Your audience may or may not be obvious, but it is important to know who they are and what tools they use. If the product will be used by a very specific user type–an employee, for example–then you only need to consider the tools that are specific to the users in that environment. Questions to ask include, “What age group do our users belong to?” “Do any of my employees have disabilities?” “What are typical helper tools that this group may use?” Answers to these questions may be as simple as “eye glasses,” but some of your users may require the use of screen readers (for the blind).
If the application or web site will be available to the public, it should be designed with the broadest audience in mind. Here are some accessibility issues to consider:
- Client functions
- Browser magnification has grown in use since smart phones and tablets have become more prevalent.
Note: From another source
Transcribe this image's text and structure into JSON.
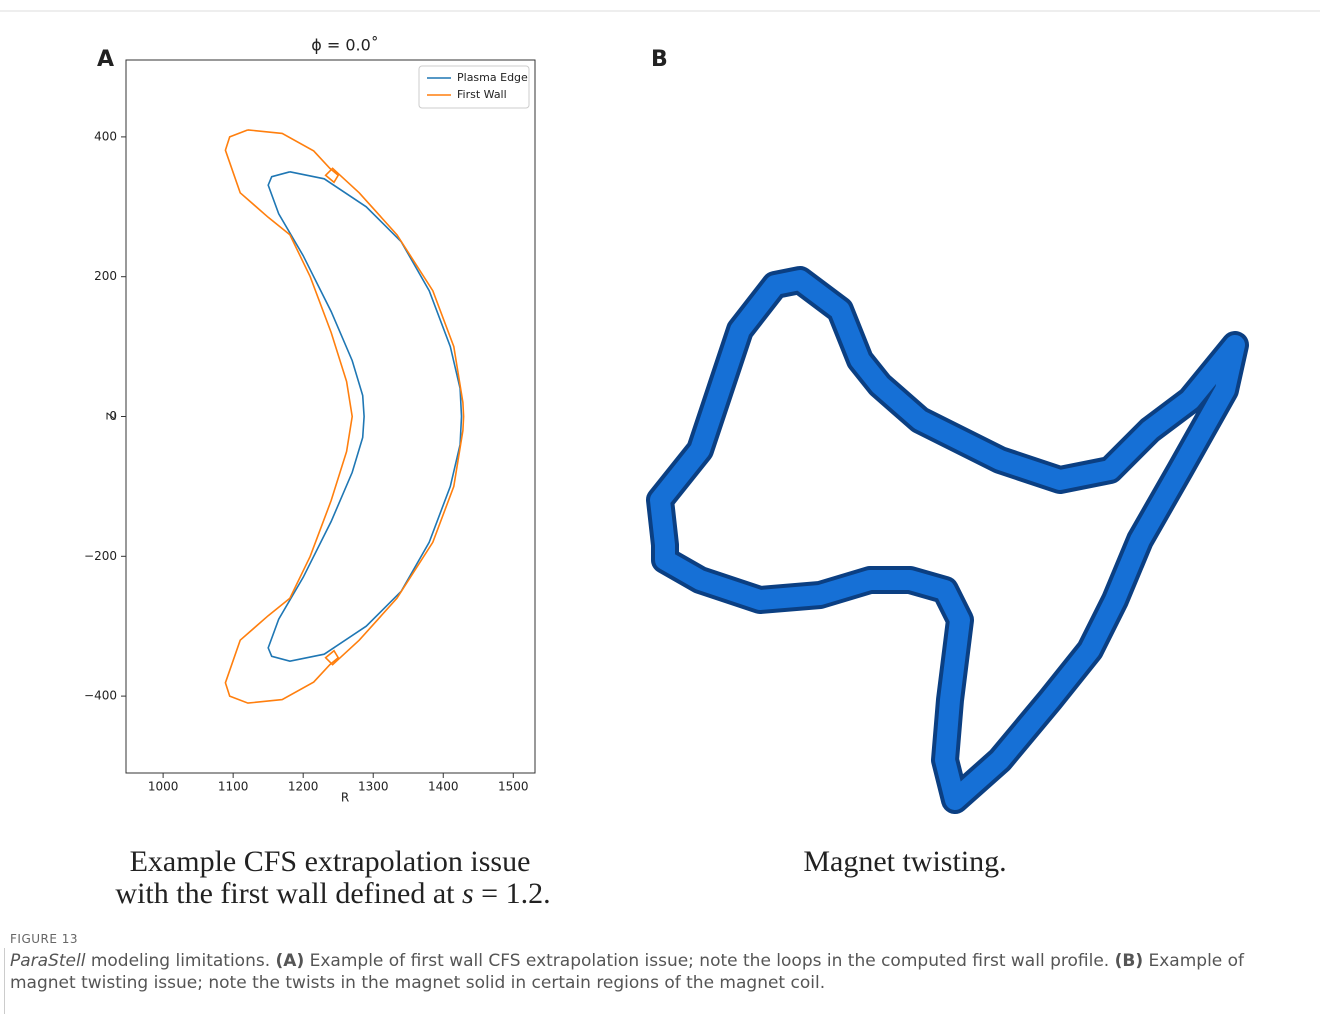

The availability of high definition on laptops and other smaller monitors have also caused the increased use of magnification in browsers.
- Opening new windows has had unreliable behavior as tabs have become popular in browsers.
- Modal windows and dialogs (a.k.a. “lightboxes”) have been known to cause issues with screen readers if implemented incorrectly.
- Optical equipment
- Monitors today come in more shapes and sizes than ever before. With high-definition monitors available on laptops, it’s difficult to imagine a user browsing your web site at a full 1920×1080 on a 17” monitor… or is it?
- Projectors often don’t represent color as intended. Ensure that your important content can be viewed easily when being projected. Use high contrast for text (e.g., black on white).
- Consider the use of screen reading software for the blind. Any images that give context to your content should include textual representation.
- Some visually impaired users employ additional magnification software to view content on the screen.
- Some audience members may rely on language translators. You can avoid miscommunication by offering an alternative version of your content in multiple languages so that the user will not have to rely on software. This way, you can be sure to communicate the intended ideas rather than risk losing something in translation.
- Mobile or desktop browser? Be sure to make the content compatible across all platforms and enable responsive design on your content if it will be viewed on multiple devices.
- Will the content be viewed on a TV? With the growing popularity of devices like Google TV, gaming consoles, and smart TVs, web content is being displayed on television more than ever before.
- Will your users require another human being to help them? The elderly often rely on younger helpers to assist them with accessing content. Ensure that your content is understandable to all possible parties.
Be sure to also observe accessibility compliance requirements if your audience may include users that have specific needs. For example, the standards in Section 508 are regulated by the government and require that people with disabilities have access to certain types of content.
Accessibility is a critical element in designing anything, whether it is hardware, software, or content. Making sure that users can understand your product helps to reduce miscommunication and calls to the help desk. What’s more, exceptional accessibility naturally makes your product available to anyone, which is the bottom line for most businesses.